Contributed by Anthony J. Demetris, M.D.
PATIENT HISTORY:
Per referral report, the patient is a 58 year-old obese female with Type II Diabetes Mellitus who presented with jaundice and marked pruritus. Her family history reveals a son with Crohn's Disease. She is currently taking Glucophage and Premarin and denies any alcohol intake. Transfusion history is positive for one transfusion in 1970. Review of outside material. The liver injury tests show marked elevations of gamma glutamyltranspeptidase and alkaline phosphatase, but an ERCP was apparently without abnormalities. Tests for viral hepatitis types B and C were negative.

Final Diagnosis (Case 45)

LIVER, NEEDLE BIOPSY -
  1. ACTIVE, PREDOMINANTLY MICRONODULAR CIRRHOSIS, MOST CONSISTENT WITH A "BILIARY" ETIOLOGY(see microscopic description).

Previous Biopsies on this Patient:
None

TPIS Related Resources:
Modified Knodell Scoring
Liver Transplant Topics

Gross Description - Case 45


The specimen consists of four (4) consult slides with an accompanying surgical pathology report.

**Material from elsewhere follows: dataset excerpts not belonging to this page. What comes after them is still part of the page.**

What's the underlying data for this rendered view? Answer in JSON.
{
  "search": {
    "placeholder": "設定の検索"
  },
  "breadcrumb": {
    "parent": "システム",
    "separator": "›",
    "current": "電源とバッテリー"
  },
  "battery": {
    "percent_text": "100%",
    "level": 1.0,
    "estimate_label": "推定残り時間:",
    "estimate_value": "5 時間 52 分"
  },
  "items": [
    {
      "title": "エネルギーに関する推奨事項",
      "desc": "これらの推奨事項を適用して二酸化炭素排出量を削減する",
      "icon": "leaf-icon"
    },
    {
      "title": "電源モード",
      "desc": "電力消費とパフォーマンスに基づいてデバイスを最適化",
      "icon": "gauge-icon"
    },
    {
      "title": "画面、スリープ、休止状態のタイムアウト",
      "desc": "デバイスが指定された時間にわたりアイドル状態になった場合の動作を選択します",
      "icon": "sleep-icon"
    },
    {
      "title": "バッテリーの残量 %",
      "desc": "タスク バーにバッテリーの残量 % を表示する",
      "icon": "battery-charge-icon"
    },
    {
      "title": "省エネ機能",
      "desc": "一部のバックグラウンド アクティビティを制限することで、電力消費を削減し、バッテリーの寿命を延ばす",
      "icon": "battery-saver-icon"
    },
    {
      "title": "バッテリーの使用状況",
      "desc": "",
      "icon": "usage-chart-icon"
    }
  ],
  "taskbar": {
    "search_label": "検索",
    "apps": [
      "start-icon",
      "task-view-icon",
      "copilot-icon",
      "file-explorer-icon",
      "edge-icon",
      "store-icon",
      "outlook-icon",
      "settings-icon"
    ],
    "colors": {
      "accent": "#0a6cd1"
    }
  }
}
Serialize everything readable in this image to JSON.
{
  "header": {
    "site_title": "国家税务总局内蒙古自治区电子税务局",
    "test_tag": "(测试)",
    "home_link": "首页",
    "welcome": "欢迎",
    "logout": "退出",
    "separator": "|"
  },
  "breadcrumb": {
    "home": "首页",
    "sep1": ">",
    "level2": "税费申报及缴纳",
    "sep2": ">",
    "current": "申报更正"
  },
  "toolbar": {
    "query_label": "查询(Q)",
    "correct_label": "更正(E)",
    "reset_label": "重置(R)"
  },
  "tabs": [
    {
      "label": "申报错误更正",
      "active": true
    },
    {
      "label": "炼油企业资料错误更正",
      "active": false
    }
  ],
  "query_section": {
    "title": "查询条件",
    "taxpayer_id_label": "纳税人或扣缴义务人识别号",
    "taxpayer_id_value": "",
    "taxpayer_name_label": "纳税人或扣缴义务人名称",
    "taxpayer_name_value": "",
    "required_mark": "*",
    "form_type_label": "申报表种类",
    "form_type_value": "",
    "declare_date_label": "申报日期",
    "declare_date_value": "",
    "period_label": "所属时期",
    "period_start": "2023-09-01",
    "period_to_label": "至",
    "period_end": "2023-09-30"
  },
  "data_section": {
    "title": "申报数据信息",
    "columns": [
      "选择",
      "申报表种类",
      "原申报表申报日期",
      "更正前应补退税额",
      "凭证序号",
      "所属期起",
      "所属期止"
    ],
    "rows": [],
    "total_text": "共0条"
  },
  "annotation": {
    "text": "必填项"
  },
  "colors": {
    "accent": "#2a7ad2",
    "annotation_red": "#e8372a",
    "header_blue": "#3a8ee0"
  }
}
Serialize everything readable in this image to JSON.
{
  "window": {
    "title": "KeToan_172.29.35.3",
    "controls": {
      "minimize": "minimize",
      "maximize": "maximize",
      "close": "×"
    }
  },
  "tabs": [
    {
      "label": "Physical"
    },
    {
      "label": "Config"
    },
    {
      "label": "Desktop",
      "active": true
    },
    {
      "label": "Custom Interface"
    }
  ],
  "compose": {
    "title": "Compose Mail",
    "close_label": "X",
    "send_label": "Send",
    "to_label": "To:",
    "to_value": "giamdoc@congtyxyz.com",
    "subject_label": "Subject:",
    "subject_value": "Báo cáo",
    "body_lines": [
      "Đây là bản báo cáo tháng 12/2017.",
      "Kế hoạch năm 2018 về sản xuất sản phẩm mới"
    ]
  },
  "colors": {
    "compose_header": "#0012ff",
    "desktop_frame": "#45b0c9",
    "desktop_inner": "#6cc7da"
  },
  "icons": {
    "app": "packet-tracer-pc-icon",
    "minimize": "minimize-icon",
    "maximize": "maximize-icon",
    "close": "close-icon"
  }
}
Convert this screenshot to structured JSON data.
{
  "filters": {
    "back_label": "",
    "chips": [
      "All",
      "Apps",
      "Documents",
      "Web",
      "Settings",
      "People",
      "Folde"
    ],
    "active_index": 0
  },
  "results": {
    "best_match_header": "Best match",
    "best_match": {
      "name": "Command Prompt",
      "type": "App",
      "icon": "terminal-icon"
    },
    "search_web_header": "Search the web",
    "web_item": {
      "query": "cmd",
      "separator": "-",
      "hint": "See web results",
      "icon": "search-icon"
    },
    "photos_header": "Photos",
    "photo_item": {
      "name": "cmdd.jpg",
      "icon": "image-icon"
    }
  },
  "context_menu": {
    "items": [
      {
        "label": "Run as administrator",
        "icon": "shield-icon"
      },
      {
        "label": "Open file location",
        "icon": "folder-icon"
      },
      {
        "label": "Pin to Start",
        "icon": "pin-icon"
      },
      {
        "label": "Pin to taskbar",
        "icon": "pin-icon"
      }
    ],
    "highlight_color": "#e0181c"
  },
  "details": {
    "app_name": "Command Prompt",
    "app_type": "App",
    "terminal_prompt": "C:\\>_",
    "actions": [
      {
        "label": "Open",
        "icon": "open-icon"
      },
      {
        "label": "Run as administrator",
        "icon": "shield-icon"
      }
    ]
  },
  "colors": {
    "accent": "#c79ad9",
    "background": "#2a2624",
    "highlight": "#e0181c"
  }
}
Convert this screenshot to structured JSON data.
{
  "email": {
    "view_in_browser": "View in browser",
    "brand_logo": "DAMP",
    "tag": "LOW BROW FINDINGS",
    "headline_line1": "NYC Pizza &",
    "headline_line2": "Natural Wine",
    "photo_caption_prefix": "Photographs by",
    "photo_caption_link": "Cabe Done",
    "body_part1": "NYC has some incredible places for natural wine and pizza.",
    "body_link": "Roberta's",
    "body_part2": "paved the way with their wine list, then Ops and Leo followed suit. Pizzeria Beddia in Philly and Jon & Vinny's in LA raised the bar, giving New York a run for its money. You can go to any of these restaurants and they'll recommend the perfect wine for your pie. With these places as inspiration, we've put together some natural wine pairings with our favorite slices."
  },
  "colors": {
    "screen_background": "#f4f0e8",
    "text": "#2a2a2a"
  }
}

Microscopic Description - Case 45


(1 H&E, 1 Trichrome, 1 Iron, 1 Reticulin) The normal lobular architecture is replaced by an active, predominantly micronodular cirrhosis. The normal spatial relationship between the portal tracts and central veins has been disrupted in most areas and the trichrome stain shows nodules surrounded on all four sides by fibrosis. As always, a histopathologic diagnosis of cirrhosis should be clinically confirmed by searching for portal hypertension and other stigmata of chronic liver disease.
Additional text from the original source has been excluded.